Numeric Simulation and Experimental Investigation of a Lab-Scale Organic Rankine Cycle with Scroll and Radial Inflow Turbines
(Ph.D. Thesis, Ertuğrul Altun)
The Organic Rankine Cycle (ORC) has emerged as a promising technology for waste heat recovery and renewable energy conversion due to its adaptability to low-temperature heat sources. It finds applications in various sectors including industrial processes, geothermal energy, and solar power generation. Turbine technology selection is crucial for determining the performance and efficiency of ORC systems. This research aims to investigate the dynamic behavior of an ORC system equipped with an existing scroll turbine and to perform design and computational analysis on a radial inflow turbine. The scroll turbine will be implemented and tested experimentally, while the radial inflow turbine will be studied through simulations without manufacturing and implementation.
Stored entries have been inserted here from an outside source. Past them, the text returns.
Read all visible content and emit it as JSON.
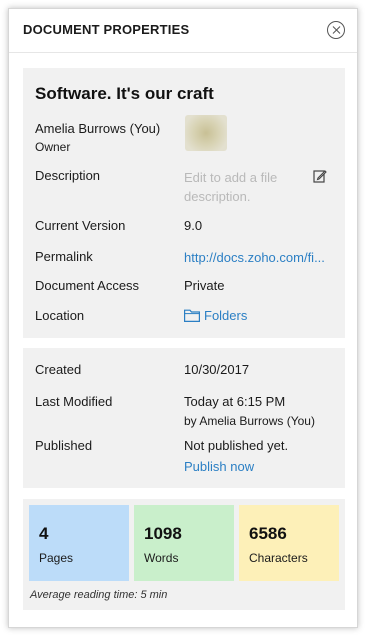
{
  "header": {
    "title": "DOCUMENT PROPERTIES",
    "close_icon": "close-circle-icon"
  },
  "document": {
    "title": "Software. It's our craft",
    "owner_name": "Amelia Burrows (You)",
    "owner_role": "Owner",
    "description_label": "Description",
    "description_placeholder": "Edit to add a file description.",
    "current_version_label": "Current Version",
    "current_version": "9.0",
    "permalink_label": "Permalink",
    "permalink": "http://docs.zoho.com/fi...",
    "access_label": "Document Access",
    "access": "Private",
    "location_label": "Location",
    "location": "Folders"
  },
  "dates": {
    "created_label": "Created",
    "created": "10/30/2017",
    "modified_label": "Last Modified",
    "modified_time": "Today at 6:15 PM",
    "modified_by": "by Amelia Burrows (You)",
    "published_label": "Published",
    "published_status": "Not published yet.",
    "publish_link": "Publish now"
  },
  "stats": [
    {
      "value": "4",
      "label": "Pages",
      "color": "#bcdcf9"
    },
    {
      "value": "1098",
      "label": "Words",
      "color": "#c9efcb"
    },
    {
      "value": "6586",
      "label": "Characters",
      "color": "#fdf0b8"
    }
  ],
  "reading_time": "Average reading time: 5 min",
  "colors": {
    "link": "#2b7fc4",
    "card_bg": "#f1f1f1"
  }
}
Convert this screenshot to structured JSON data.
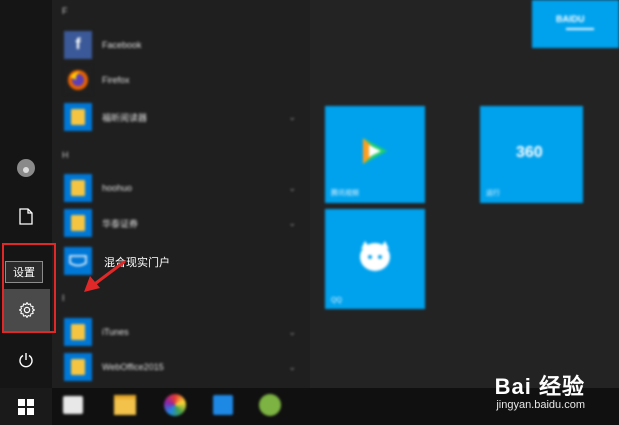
{
  "rail": {
    "tooltip": "设置"
  },
  "apps": {
    "letter_f": "F",
    "letter_h": "H",
    "letter_i": "I",
    "items": [
      {
        "label": "Facebook"
      },
      {
        "label": "Firefox"
      },
      {
        "label": "福昕阅读器"
      },
      {
        "label": "hoohuo"
      },
      {
        "label": "华泰证券"
      },
      {
        "label": "混合现实门户"
      },
      {
        "label": "iTunes"
      },
      {
        "label": "WebOffice2015"
      }
    ]
  },
  "tiles": {
    "baidu": "BAIDU",
    "t1": "腾讯视频",
    "t2": "360",
    "t3": "运行",
    "t4": "QQ"
  },
  "watermark": {
    "brand": "Bai 经验",
    "url": "jingyan.baidu.com"
  },
  "colors": {
    "tile_blue": "#00a2ed",
    "highlight_red": "#e02828"
  }
}
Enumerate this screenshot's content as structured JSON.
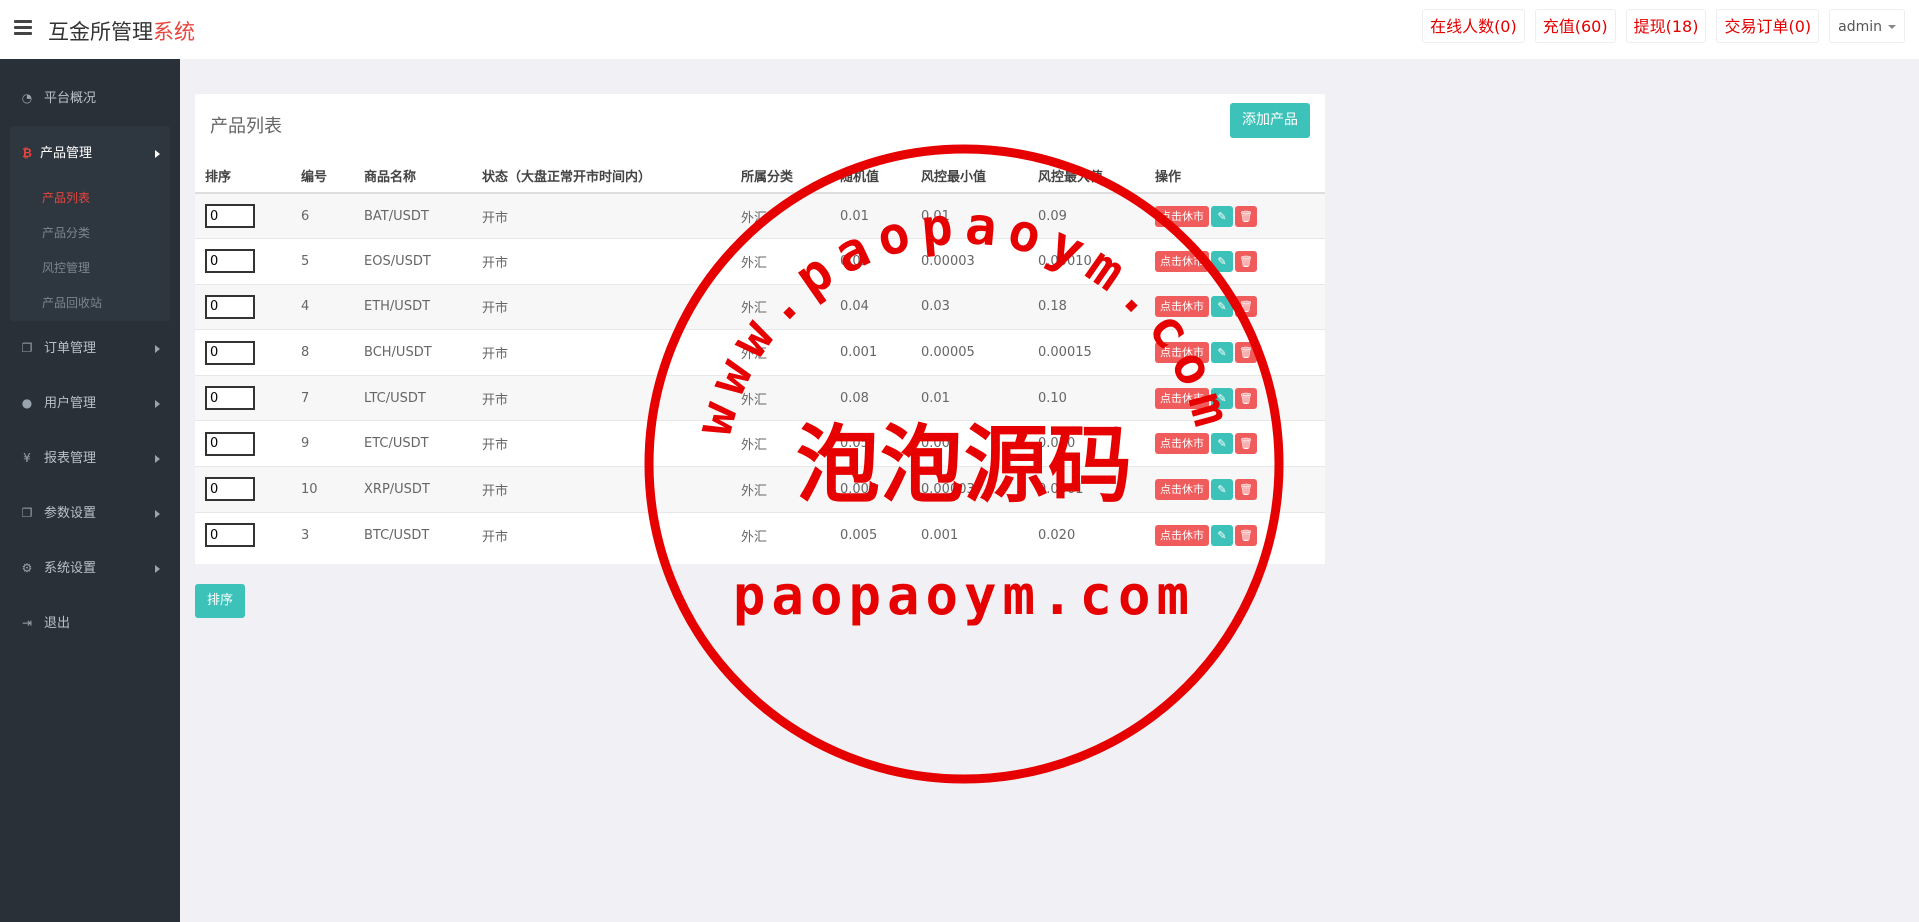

CFD modeling and experimental investigation of spray evaporative cooling
(Ph.D. Thesis, Mehdi Nabati)
Evaporative cooling technology can be utilized in natural draft cooling towers. The advantage of this technology is lower consumption power. The main objective of this project is to design and test an evaporative cooling system using water spray nozzles. The main problems in this type of cooling system are partial evaporation and non-uniform temperature distribution. This project will investigate the effect of critical parameters on solving the mentioned problems. BURET low-speed wind tunnel, water supply system, and Particle Image Velocimetry system (PIV) will be used for experimental tests.